The base engines for the Viking 92 Convertible are twin Caterpillar C32As, which measure 89.9 inches long by 60.17 inches wide by 62.5 inches tall. One system is required for each engine in a boat, so on a boat the size of the Viking 92C, it’s basically taking up the space of a guest stateroom or crew quarters. Tankage for the urea should be 10 percent of the boat’s fuel capacity.
St. Aubin estimates that an SCR system also adds about 10 to 20 percent to the price of an engine. McQuilken says the number is closer to 40 to 50 percent.
Because the aftertreatment works much like a catalytic converter on a gasoline engine, it’s possible that the most dangerous hurdle to overcome in an enclosed area like an engine compartment is the heat generated by the cleaning process.
St. Aubin says MAN’s system starts injecting the diesel exhaust fluid at about 400 F, just ahead of the catalyst. When the temperature reaches about 480 degrees, the system goes to closed loop to monitor NOx-in concentrations and NOx-out concentrations.
“We’re able to achieve a very high conversion efficiency of the NOx to nitrogen and water,” St.
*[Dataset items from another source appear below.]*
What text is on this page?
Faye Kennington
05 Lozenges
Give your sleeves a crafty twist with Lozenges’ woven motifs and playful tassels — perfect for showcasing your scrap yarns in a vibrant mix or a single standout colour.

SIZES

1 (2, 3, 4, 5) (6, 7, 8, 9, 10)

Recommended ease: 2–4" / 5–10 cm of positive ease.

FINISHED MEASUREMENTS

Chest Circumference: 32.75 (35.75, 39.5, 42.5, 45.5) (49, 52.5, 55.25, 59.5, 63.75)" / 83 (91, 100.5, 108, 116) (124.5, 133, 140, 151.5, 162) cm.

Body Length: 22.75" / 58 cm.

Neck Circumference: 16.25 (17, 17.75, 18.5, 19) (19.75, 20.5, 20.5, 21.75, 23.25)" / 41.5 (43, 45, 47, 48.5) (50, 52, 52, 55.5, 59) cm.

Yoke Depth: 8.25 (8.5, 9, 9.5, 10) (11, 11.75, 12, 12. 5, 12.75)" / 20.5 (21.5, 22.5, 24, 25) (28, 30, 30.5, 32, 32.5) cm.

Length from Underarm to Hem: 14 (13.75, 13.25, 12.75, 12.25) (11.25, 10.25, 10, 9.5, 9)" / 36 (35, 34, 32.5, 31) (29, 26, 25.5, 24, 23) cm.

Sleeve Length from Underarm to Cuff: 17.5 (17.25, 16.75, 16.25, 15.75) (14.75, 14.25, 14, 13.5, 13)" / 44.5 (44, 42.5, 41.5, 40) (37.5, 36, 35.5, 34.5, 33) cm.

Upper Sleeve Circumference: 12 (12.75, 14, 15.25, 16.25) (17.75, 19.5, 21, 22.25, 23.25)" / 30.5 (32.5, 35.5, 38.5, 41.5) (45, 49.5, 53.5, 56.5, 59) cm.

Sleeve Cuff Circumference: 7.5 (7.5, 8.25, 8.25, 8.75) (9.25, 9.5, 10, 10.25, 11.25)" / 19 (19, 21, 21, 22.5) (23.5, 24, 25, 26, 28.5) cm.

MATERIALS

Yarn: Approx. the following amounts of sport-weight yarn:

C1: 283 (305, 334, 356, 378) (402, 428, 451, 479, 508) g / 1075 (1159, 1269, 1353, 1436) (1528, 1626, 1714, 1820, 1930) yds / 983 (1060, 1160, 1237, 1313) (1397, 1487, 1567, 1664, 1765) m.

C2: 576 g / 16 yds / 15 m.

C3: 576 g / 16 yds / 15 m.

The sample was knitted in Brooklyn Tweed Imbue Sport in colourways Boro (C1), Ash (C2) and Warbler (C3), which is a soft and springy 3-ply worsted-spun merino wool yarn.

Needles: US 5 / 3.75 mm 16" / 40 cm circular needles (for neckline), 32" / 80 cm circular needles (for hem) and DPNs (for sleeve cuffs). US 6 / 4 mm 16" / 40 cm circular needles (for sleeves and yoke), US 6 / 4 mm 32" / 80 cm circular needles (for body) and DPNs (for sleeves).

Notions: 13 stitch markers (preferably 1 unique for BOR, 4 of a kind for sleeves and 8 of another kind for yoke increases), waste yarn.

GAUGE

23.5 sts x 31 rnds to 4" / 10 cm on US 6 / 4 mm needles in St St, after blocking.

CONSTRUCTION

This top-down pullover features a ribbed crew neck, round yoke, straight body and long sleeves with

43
Aubin says. Regarding heat, he adds, “You can insulate and vent the engine compartment; about 30 percent of your engine energy is expelled through your exhaust heat.”
In addition to heat, creating excessive backpressure is a concern. Using too much urea also is an issue because it turns into ammonia.
Healey says the unknown factors are going to be an issue. “It’s trial by error, and the boatbuilders have no control over how they’re going to operate,” he says. “The problem is the as-yet-unknown problems that will be associated with this.”
When it comes to the hope that the systems will get smaller, St. Aubin says, “I can’t see a whole lot of potential for downsizing SCR systems. You need that catalytic reactive surface to get to the conversion efficiencies to get to the lower NOx emissions.”
ICOMIA’s Kleinitz says that if diesel fuel with a lower sulfur content were being used on a more global level, there would be a greater possibility of the equipment getting smaller.
While tankage needs for urea is one concern, availability is another. Yachts would have to go to commercial facilities to take on urea or have it delivered, which isn’t a hardship for larger vessels, but the owner of a 90-foot yacht expects to be able to take on fuel at a consumer facility like Florida’s Lauderdale Marina, which didn’t have urea as of early December. “We anticipate this changing as demand for urea increases and becomes a common supply at ports of call for larger pleasure yachts,” Cummins’ McQuilken says.
Healey and Setzer both say they hope the size of the treatment systems can be reduced to make them more viable for pleasure use.
Kleinitz says he is “trying to keep expectations low,” adding, “At the moment, the message on these regs is, ‘They’re coming.’ ”
While Healey admits that he might be waging an uphill fight, he isn’t ready to throw in the towel. “We’ve fought this battle without being in the public eye,” he says. “But now we have to get the word out. We have one more bite at the apple.”